Antes de ir para as ruas, ele estava estabelecido: tinha um comercio de móveis, foi um dos primeiros a trabalhar com vime na estrada Rio/Petrópolis. Mas com a morte de sua avó, entrou
“Perdi o gosto pela vida! O ser humano é igual a uma casca de ovo. Separado da casca, da gema e da clara, não é um ovo. Família, trabalho e os grupos que convivemos são um tripé. Se um entrar em conflito, alguém sai perdendo. Entrei em conflito com a família e saí de casa. Esta atitude está enraizada no orgulho: a pessoa se ressente e vai para a rua.

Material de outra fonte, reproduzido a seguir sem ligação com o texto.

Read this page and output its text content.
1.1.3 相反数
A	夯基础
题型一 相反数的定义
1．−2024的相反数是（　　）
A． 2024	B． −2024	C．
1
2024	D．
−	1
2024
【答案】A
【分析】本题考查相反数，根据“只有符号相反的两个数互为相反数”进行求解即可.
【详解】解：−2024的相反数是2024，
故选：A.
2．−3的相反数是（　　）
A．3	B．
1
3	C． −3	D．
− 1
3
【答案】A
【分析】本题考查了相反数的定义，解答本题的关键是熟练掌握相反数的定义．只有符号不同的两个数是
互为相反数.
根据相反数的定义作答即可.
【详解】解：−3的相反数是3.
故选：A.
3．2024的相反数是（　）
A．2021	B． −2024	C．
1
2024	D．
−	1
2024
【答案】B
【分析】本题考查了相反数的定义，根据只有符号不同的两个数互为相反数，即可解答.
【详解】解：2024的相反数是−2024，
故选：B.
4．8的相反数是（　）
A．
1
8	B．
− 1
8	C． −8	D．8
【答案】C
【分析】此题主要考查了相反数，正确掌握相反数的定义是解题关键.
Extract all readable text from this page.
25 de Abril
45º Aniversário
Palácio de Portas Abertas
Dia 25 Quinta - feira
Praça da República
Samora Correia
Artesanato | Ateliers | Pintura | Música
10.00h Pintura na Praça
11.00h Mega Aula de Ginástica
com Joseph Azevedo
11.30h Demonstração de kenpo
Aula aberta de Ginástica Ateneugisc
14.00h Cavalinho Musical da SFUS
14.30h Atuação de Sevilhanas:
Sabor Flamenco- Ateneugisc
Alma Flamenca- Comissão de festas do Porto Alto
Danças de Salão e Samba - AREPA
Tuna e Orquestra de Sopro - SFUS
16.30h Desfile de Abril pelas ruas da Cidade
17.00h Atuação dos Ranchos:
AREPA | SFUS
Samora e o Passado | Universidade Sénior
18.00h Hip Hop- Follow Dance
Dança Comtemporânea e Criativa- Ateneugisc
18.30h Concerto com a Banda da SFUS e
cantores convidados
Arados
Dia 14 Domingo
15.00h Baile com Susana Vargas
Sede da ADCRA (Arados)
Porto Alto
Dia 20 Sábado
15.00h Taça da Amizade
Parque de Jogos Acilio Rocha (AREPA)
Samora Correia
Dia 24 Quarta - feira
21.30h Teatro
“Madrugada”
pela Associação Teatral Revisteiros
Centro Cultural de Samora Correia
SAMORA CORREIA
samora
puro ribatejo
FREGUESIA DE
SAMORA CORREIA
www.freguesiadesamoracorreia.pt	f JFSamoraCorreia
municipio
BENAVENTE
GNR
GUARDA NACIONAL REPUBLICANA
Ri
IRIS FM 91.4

Na rua ele diz ‘minha família me abandonou’, então o outros o vêem como um coitadinho. E dão esmola.”
Isto seria um erro, dar esmola?
“Comunidade não tem pivete, não tem mendigo. Aí eles saem e vão para as ruas, onde a sociedade os mantém. A própria sociedade que cobra do governo que há muitos mendigos e pivetes nas ruas! E a família que mais sofre: com o familiar que foi embora e com o julgamento da sociedade. Todo mendigo se esconde da família – ninguém é mendigo na rua em que mora. Para sua família, ele é uma vergonha: foi para a rua porque quis.
O mendigo não se acha um, só descobre quando deixa de ser.
Para mim eu vivia uma vida normal. É muito difícil sair da rua. Eu mesmo não queria.”
Qual seria vantagem de ser um mendigo?
“Eu nunca passei fome. Dormia na hora que queria – no albergue tudo tem hora. E na rua a gente ainda ganha uns trocados.
Sobre o comportamento do mendigo de um modo geral, disse Seu Alamir:
“Todo mendigo é orgulhoso. Ser humilde é uma coisa, ser pobre é outra. Quando oferecem ajuda, ele aceita, mas pensa: Não estou te pedindo nada!”